Transition-fast adapter on aligned proposal + rollout targets

active:
- mean success: 0.0
- visibility integral: 0.15848870722887418
- corridor availability: 0.0015432098880410194
- disturbance cost: 0.6893061758801274
- premature retrieve rate: 0.8203125
- planner regret: 0.0012374107202049345
noop:
- mean success: 0.0
- visibility integral: 0.159542116879796
- corridor availability: 0.0015432098880410194
- disturbance cost: 0.6762562873351642
- premature retrieve rate: 0.8354166666666667
- planner regret: 0.046383516304194926

Behavior:

non-base proposal usage: about 33.3% of steps
dominant non-base family: lift_edge

Conclusion:

rollout alignment and transition training now work end-to-end
they still do not produce a reveal-quality gain on this proxy slice

Main Conclusion

The current adapter stack is now much better instrumented and several silent training/evaluation bugs were removed.

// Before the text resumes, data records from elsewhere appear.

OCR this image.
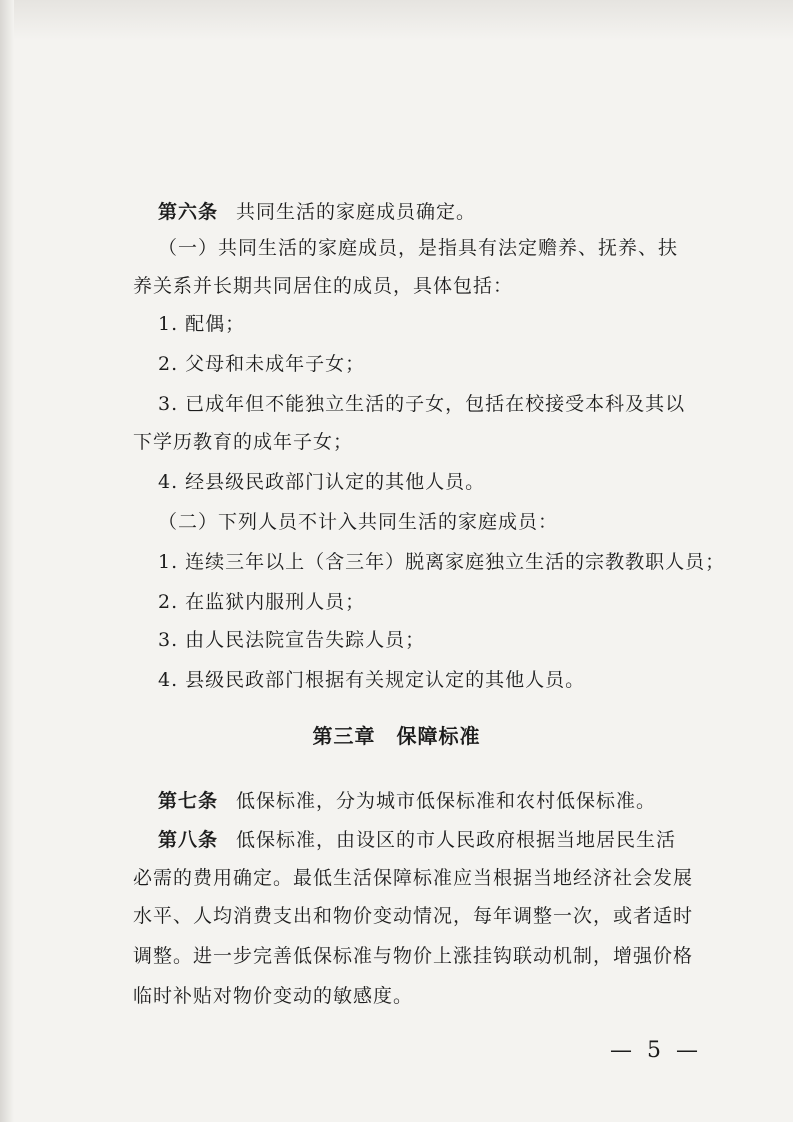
第六条 共同生活的家庭成员确定。
（一）共同生活的家庭成员，是指具有法定赡养、抚养、扶
养关系并长期共同居住的成员，具体包括：
1. 配偶；
2. 父母和未成年子女；
3. 已成年但不能独立生活的子女，包括在校接受本科及其以
下学历教育的成年子女；
4. 经县级民政部门认定的其他人员。
（二）下列人员不计入共同生活的家庭成员：
1. 连续三年以上（含三年）脱离家庭独立生活的宗教教职人员；
2. 在监狱内服刑人员；
3. 由人民法院宣告失踪人员；
4. 县级民政部门根据有关规定认定的其他人员。
第三章　保障标准
第七条 低保标准，分为城市低保标准和农村低保标准。
第八条 低保标准，由设区的市人民政府根据当地居民生活
必需的费用确定。最低生活保障标准应当根据当地经济社会发展
水平、人均消费支出和物价变动情况，每年调整一次，或者适时
调整。进一步完善低保标准与物价上涨挂钩联动机制，增强价格
临时补贴对物价变动的敏感度。
— 5 —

That work was necessary.

However, after fixing:

proposal-target alignment,
proposal-rollout alignment,
transition-model contract bugs,
rollout-loss resizing bugs,

the proxy benchmark still does not clear the intended criterion:

no measurable success gain
no visibility or corridor gain over noop
only modest reduction in premature retrieve rate
planner regret improves, but execution quality does not

So the current answer is:

the no-op-safe adapter path is now valid software
the current light adapter variants still do not show a convincing novelty win on the proxy benchmark
the likely next research move is not another small tuning pass, but a change in what is being optimized or proposed

RLBench Status

I did not claim live RLBench parity from this machine.

Current blockers on this machine:

RLBench / PyRep / Coppelia environment is not installed
the local subset3 demo roots are not present
earlier repo notes already showed most old RLBench tasks were faulty on the prior setup except dual_push_buttons

So the general-task no-regression story remains:

code-level no-op parity tests are passing
historical dual_push_buttons anchor evidence exists in repo artifacts
a fresh live pushbuttons rerun was not possible in this environment

Recommended Next Move

If continuing from here, the next useful step is:

keep the current bug fixes
stop spending time on more short proxy tuning of this exact stack
either:
- redesign proposal generation so oracle-good reveal candidates are easier to separate early, or
- shift to a stronger trunk / task-routed adapter variant and re-run the same aligned proxy protocol

The current iteration establishes a clean negative result on the present fast adapter variants, which is still valuable.